What you learned: Circuit breaker opened as designed, but checkout error rate spiked too high before it opened. The threshold (50% failure rate before opening) is too permissive. Action: lower threshold to 30%.

Abort Conditions

Define these before you start. The moment any condition is hit, stop everything:

Abort conditions for this GameDay:
□ Error rate > 2% sustained for > 2 minutes
□ Any complete loss of a service (0 healthy instances)
□ Customer-visible data corruption
□ Team member requests abort for any reason

Abort procedure:
1. Chaos Engineer runs: ./scripts/chaos-stop.sh
2. Incident Commander: "Aborting GameDay. All hands on recovery."
3. Observer: document timestamp and metrics at abort
4. Normal incident response begins if system doesn't recover in 5 minutes

No shame in aborting. You’ve learned something: your safety margins were tighter than expected.

The Post-Mortem

Run within 48 hours while memory is fresh. Blameless — the goal is system improvement, not assigning fault.

Structure:

## GameDay Post-Mortem: Payment Latency — 2024-01-15

### What we tested
Injected 500ms latency on payment-service for 7 minutes

### Hypothesis
Error rate would remain < 0.5% due to circuit breaker protection

### What happened
- Circuit breaker opened at T+4m (as designed)
- But checkout errors peaked at 4.2% at T+4m before breaker opened
- Recovery was clean once fault injection stopped (< 2 minutes)

### What worked
✓ Circuit breaker opened automatically
✓ Monitoring dashboards showed the issue clearly
✓ System recovered without manual intervention

### What didn't work
✗ Circuit breaker threshold (50% errors) too high — too many users hit errors before it opened
✗ Runbook for "payment degraded" was hard to find (buried in Notion)
✗ Communicator didn't know how to update status page

### Action items
1. Lower circuit breaker error threshold to 30% [Owner: @alice, Due: Jan 22]
2. Move payment runbook to top-level docs [Owner: @bob, Due: Jan 19]
3. Status page update training for all team members [Owner: @carol, Due: Jan 31]
4. Add GameDay for "payment fully down" scenario [Owner: @alice, Due: Feb 15]

Building a Chaos Calendar

Run GameDays regularly — quarterly is a good cadence for mature teams, monthly for teams early in their chaos journey.

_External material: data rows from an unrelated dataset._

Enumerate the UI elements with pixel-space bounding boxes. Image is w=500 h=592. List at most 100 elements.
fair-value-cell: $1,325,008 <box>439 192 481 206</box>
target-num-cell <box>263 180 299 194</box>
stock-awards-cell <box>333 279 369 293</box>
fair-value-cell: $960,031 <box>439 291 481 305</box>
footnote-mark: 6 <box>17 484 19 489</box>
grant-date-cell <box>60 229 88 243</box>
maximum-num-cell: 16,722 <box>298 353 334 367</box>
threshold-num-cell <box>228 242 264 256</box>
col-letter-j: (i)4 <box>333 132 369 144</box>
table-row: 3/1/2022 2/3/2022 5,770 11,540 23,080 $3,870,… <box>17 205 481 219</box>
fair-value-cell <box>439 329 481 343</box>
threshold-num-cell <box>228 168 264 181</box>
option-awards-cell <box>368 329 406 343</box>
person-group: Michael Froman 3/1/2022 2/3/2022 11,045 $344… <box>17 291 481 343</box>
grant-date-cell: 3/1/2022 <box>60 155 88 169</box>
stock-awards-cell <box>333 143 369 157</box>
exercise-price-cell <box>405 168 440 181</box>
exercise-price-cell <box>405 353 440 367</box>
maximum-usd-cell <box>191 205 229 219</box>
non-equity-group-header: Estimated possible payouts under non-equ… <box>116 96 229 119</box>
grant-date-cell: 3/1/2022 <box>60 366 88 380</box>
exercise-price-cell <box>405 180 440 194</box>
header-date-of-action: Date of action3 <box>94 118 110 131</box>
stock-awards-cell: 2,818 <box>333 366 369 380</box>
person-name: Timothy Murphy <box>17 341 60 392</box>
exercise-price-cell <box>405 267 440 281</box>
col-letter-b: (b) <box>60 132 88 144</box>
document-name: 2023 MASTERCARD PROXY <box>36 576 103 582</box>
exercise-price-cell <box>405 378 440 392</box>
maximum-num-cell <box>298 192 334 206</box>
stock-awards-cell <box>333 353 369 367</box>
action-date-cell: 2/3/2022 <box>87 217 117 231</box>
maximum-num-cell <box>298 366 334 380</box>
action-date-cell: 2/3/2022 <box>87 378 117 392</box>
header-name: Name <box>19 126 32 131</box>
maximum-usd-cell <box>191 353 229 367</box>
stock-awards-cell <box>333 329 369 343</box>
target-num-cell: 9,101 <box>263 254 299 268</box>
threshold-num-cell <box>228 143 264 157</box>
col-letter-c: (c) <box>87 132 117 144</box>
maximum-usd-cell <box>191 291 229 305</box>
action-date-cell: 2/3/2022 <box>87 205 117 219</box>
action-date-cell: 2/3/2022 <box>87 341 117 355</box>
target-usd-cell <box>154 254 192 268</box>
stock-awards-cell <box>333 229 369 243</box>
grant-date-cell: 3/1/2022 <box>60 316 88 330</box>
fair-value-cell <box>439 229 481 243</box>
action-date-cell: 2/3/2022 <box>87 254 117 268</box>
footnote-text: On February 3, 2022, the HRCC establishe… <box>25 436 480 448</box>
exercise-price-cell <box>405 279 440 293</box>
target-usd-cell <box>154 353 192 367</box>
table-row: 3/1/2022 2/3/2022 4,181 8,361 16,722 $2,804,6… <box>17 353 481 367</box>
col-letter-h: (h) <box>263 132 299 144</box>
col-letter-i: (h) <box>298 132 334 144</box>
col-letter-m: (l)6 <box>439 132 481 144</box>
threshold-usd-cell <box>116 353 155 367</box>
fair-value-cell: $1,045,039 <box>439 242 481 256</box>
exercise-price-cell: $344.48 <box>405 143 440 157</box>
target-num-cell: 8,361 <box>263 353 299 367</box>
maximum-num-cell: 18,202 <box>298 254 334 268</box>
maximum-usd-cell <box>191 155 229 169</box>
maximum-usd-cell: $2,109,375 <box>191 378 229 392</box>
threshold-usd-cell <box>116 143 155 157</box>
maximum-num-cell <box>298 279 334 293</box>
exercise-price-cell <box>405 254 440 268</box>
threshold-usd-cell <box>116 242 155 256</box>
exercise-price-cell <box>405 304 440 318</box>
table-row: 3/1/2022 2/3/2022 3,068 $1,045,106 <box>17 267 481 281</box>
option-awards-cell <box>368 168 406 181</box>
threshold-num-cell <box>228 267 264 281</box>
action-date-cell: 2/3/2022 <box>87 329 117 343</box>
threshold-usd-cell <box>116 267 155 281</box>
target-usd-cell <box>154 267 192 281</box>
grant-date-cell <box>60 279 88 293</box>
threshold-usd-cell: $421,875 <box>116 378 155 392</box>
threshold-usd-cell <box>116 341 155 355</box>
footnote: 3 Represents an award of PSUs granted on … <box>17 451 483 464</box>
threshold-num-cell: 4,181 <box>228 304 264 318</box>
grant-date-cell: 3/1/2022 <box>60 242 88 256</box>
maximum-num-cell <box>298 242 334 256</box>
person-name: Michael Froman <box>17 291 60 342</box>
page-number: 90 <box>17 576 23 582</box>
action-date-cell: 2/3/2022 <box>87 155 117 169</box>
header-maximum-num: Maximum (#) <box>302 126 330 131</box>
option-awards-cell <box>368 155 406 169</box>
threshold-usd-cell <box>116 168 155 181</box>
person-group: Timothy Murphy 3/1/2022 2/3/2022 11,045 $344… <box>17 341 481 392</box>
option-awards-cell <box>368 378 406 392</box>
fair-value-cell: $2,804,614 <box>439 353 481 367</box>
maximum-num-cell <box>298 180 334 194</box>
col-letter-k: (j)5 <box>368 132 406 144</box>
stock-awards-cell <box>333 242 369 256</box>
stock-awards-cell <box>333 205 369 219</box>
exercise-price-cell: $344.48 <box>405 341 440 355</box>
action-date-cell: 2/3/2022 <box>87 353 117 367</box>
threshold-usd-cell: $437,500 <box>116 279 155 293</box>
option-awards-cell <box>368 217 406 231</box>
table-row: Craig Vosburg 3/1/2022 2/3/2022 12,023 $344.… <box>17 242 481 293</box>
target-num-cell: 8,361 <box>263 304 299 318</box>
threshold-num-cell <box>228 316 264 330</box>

Q1: App server failure (kill N-1 instances)
Q2: Database primary failure (promote replica)
Q3: Third-party payment service outage (circuit breaker + queue fallback)
Q4: Full AZ failure simulation

Between GameDays:
  Monthly: smaller experiments (latency injection on one endpoint)
  Weekly: review chaos metrics (circuit breaker open counts, retry rates)

Rotate who plays each role — everyone should experience being the chaos engineer, incident commander, and observer.

Chaos as a Hiring Signal

Teams that run regular GameDays attract engineers who want to work on robust systems. It signals:

  • The team takes reliability seriously
  • Learning from failure is safe and expected
  • There’s space to be curious about how the system actually works

Include GameDay experience in engineering blog posts and job descriptions. “We run monthly chaos exercises” is a strong signal to experienced reliability engineers.

Automated Chaos in CI/CD

For mature teams, run chaos experiments automatically against staging on every deployment:

# GitHub Actions: chaos test on deployment
- name: Deploy to staging
  run: ./deploy.sh staging

- name: Wait for health checks
  run: ./scripts/wait-healthy.sh staging 120

- name: Run chaos suite
  run: |
    # Kill one instance, verify health
    ./chaos/kill-single-instance.sh staging
    ./chaos/assert-steady-state.sh staging 30

    # Inject 200ms latency, verify circuit breaker
    ./chaos/inject-latency.sh staging 200ms
    ./chaos/assert-steady-state.sh staging 60

    # Restore and verify
    ./chaos/restore.sh staging

- name: Promote to production (only if chaos passed)
  run: ./promote.sh staging production

This ensures every release is validated against your known failure modes before reaching users.